USE CASE:
Identifying English keywords on a non-English site such as Thailand (Th-th) where the ILG Exclusion filter can’t catch them and perhaps the Specialist wishes to remove them from SWXL.
CONTRAINDICATIONS:
Be aware that some templates such as 1 and 115 do not have translated hotel or poi names, thus they will have a large number of English keywords generated. By removing all English keywords, you could be leaving a large number of URLs without associated keywords, effectively dropping the URLs from SWXL.
QUERY:
select top 1000
kw.id,
kw.keyword
from
dbo.kw kw with(nolock)
join kw_collection kwc with(nolock) on kwc.kw_id = kw.id
join collection c with(nolock) on kwc.collection_id = c.id
where
--Contains all normal English characters.

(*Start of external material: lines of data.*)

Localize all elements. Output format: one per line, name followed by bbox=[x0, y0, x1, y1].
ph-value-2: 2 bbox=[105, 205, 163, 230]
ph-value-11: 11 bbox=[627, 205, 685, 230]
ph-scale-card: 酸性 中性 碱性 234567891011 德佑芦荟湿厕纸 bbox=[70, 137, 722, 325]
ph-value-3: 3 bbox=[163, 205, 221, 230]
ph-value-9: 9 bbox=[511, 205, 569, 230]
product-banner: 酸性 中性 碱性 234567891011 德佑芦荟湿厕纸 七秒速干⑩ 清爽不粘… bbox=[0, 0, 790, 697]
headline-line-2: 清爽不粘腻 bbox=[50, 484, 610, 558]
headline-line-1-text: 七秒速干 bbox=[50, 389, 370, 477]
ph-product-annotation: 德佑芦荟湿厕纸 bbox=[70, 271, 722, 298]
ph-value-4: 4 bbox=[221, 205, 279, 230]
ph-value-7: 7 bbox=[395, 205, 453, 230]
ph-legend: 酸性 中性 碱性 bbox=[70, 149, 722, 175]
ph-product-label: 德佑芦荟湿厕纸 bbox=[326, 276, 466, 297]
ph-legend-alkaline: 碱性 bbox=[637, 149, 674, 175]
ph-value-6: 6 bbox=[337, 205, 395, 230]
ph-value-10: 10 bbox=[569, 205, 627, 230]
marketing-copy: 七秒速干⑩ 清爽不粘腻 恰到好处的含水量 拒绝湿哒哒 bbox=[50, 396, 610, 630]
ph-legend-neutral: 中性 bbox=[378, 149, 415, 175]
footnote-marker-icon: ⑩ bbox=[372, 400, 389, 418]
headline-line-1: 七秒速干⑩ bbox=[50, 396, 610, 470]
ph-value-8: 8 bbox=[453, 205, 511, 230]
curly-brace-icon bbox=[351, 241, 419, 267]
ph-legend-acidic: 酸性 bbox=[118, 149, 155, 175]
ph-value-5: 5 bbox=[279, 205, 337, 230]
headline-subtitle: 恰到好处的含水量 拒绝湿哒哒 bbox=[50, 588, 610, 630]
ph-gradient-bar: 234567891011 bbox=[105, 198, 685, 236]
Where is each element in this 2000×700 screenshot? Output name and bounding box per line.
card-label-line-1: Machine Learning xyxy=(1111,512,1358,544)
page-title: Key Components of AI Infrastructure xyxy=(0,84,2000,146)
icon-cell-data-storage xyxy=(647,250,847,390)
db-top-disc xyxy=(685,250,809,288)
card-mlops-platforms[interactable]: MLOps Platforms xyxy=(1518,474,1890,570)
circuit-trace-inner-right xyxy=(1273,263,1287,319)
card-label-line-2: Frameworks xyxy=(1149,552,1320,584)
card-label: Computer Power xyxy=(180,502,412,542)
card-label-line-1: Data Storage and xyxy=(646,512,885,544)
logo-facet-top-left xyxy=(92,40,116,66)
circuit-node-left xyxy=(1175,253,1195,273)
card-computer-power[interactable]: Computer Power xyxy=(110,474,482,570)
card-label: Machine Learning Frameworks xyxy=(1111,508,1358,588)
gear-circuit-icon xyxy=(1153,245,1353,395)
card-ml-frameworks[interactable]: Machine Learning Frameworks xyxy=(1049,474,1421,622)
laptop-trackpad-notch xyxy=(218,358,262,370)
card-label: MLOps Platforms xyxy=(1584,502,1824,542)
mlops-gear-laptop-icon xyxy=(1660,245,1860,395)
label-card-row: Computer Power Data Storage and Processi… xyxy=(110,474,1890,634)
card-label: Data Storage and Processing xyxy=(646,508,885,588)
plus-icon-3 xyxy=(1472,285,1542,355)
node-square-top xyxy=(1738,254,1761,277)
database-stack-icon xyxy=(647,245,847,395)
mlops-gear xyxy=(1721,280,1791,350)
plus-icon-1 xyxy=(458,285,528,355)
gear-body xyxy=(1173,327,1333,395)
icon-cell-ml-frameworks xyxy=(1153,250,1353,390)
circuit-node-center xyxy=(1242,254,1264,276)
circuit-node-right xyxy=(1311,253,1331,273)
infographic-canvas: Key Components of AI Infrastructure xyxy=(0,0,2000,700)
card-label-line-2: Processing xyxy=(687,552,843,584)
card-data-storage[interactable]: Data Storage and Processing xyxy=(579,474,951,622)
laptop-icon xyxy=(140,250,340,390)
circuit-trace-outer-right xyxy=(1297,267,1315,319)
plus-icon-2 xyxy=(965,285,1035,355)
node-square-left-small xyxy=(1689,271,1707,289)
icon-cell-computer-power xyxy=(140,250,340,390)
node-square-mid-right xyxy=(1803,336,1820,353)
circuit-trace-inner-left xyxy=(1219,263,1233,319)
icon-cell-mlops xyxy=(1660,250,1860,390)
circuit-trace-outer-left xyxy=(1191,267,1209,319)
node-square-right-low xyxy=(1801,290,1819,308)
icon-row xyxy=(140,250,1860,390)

patindex(N'%[^ !-~()"]%' COLLATE Latin1_General_BIN, keyword) = 0
--In ILG Inclusion List
and c.name = 'ILG Inclusion List'
--Not in ILG Exclusion List
and not exists (
select 1 from
kw_collection kwc2 with(nolock)
join collection c2 with(nolock) on c2.id = kwc2.collection_id
where
kwc2.kw_id = kw.id
and c.name = 'ILG Exclusion List')
;
NOTES:
This query only differentiates between Latin characters and non-Latin characters. It can distinguish an English keyword like ‘hello’ from a Thai keyword like ‘เกสท์เฮาส์ อิแทวอน’, but it cannot distinguish a keyword like ‘Hoteles en Umeda’ as being either English or Spanish since there are no accents or wide characters.
Characters with accents will not be selected and this will need attention if you need to select for those as well. You can change the patindex clause to “>0” instead of “=0” to see the behavior.